LAS VEGAS: O.J. Simpson, the former football star who was
acquitted of murdering his ex-wife, was under investigation
Friday in what the police said might have been an armed robbery
of sports memorabilia from a room at the Palace Station Hotel-Casino
here.
Mr. Simpson denied that any crime had taken place. Instead,
he told The Associated Press, he and some people he had met
at a cocktail party staged a "sting operation" on Thursday night
intended to retrieve memorabilia, including Mr. Simpson's Hall
of Fame certificate, from a dealer he said had stolen it.
Capt. James Dillon of the Las Vegas Metropolitan Police Department
said that Mr. Simpson, 60, was cooperating with investigators
and that charges, if any, would not come until at least Monday,
after the Clark County district attorney's office reviewed the
case. The investigation "is in its infancy," Captain Dillon
said.
Captain Dillon would not describe the items involved other
than to characterize them as "sports-related products." Some,
he said, were in police custody.
The dealer, Alfred Beardsley of Glendale, Calif., told detectives
that Mr. Simpson and four other men, including two with guns,
entered his room at the Palace Station around 8 p.m. Thursday
and left with a trove of memorabilia including photographs and
books signed by Mr. Simpson, lithographs of the San Francisco
49ers quarterback Joe Montana and Mr. Beardsley's cellphone.
"I couldn't believe it," Mr. Beardsley told TMZ.com. "For
him to come and do this sort of thing, I don't know what's wrong
with O.J."
Mr. Simpson gave a different account. He told The Associated
Press that he and his acquaintances from the cocktail party
went to Mr. Beardsley's room pretending to be interested in
buying the suit Mr. Simpson wore in court in 1995 when he was
acquitted of the murders of his ex-wife Nicole Brown Simpson
and her friend Ronald Goldman. The group left with Mr. Simpson's
Hall of Fame certificate and a photo of J. Edgar Hoover, former
Federal Bureau of Investigation director, among other items,
Mr. Simpson said.
"Everybody knows this is stolen stuff," Mr. Simpson was quoted
as saying. "Not only wasn't there a break-in, but Riccio came
to the lobby and escorted us up to the room." (The reference
was to Tom Riccio, an auction house owner.)
"In any event," Mr. Simpson was quoted as saying, "it's stolen
stuff that's mine. Nobody was roughed up."
Mr. Simpson said he had traveled to Las Vegas because Mr.
Riccio had told him that collectors were selling memorabilia
belonging to him.
No travel restrictions had been placed on Mr. Simpson, who
two weeks ago told a judge in Miami that he could not be present
for a court deposition scheduled for Friday because he had to
attend a wedding in Las Vegas. The judge postponed the deposition.
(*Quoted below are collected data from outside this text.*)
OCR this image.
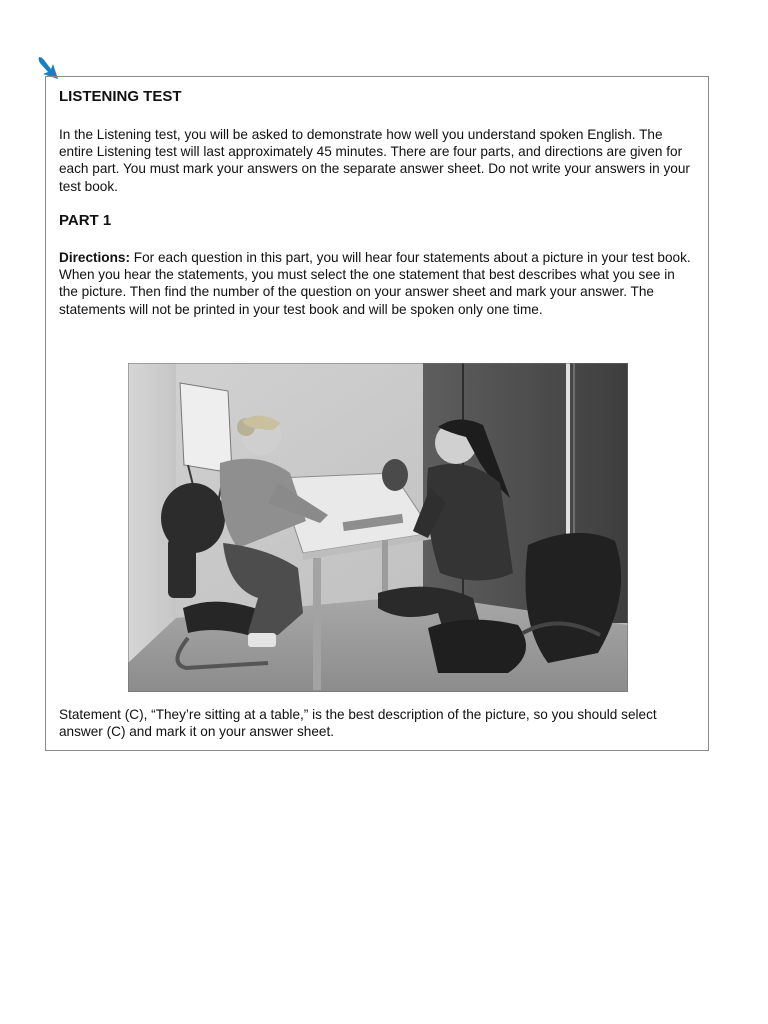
LISTENING TEST

In the Listening test, you will be asked to demonstrate how well you understand spoken English. The entire Listening test will last approximately 45 minutes. There are four parts, and directions are given for each part. You must mark your answers on the separate answer sheet. Do not write your answers in your test book.

PART 1

Directions: For each question in this part, you will hear four statements about a picture in your test book. When you hear the statements, you must select the one statement that best describes what you see in the picture. Then find the number of the question on your answer sheet and mark your answer. The statements will not be printed in your test book and will be spoken only one time.

Statement (C), “They’re sitting at a table,” is the best description of the picture, so you should select answer (C) and mark it on your answer sheet.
A lawyer for Mr. Goldman's family, David J. Cook, vowed to
go to court early next week in Los Angeles to seize whatever
property from the investigation that may belong to Mr. Simpson.
In a civil trial in 1997, Mr. Simpson was found liable for the
deaths of Ms. Brown and Mr. Goldman and was ordered to pay $38
million to the Goldmans and $24 million to the Brown family.
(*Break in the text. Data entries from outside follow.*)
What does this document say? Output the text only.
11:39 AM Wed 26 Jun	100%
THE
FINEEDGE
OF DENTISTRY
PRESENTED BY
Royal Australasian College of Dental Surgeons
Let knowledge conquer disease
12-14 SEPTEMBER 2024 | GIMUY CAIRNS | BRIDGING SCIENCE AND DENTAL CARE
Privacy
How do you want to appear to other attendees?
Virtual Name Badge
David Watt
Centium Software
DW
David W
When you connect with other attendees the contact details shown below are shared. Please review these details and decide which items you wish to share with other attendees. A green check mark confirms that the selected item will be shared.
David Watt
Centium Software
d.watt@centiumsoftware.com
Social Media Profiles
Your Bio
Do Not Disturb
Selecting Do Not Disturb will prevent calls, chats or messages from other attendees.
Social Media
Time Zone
To date, Mr. Cook said, the Goldmans have received less than
$10,000.
"If it's O.J.'s property, it's ours," Mr. Cook said. "If it's
Beardsley's property, then it's his. It either goes back to
Beardsley or it goes to L.A. County sheriff to sell to pay down
his judgment. Either way, O.J. Simpson is going to walk out
empty-handed."
Captain Dillon said Friday that he was "not confident" that
Mr. Simpson would remain in Las Vegas throughout the investigation.
He said Mr. Simpson had expressed "no hesitation on his part
to cooperate."
The episode came the same day as the release of "If I Did
It," a book Mr. Simpson collaborated on with a ghostwriter that
he said was a fictional account of how he might have executed
the murders for which he was acquitted. The book, originally
to be published by HarperCollins last year before an outcry
prompted the company to cancel it, was repackaged by the family
of Mr. Goldman to make money to pay down the civil judgment.
The publicity, Mr. Cook said, is sure to improve book sales.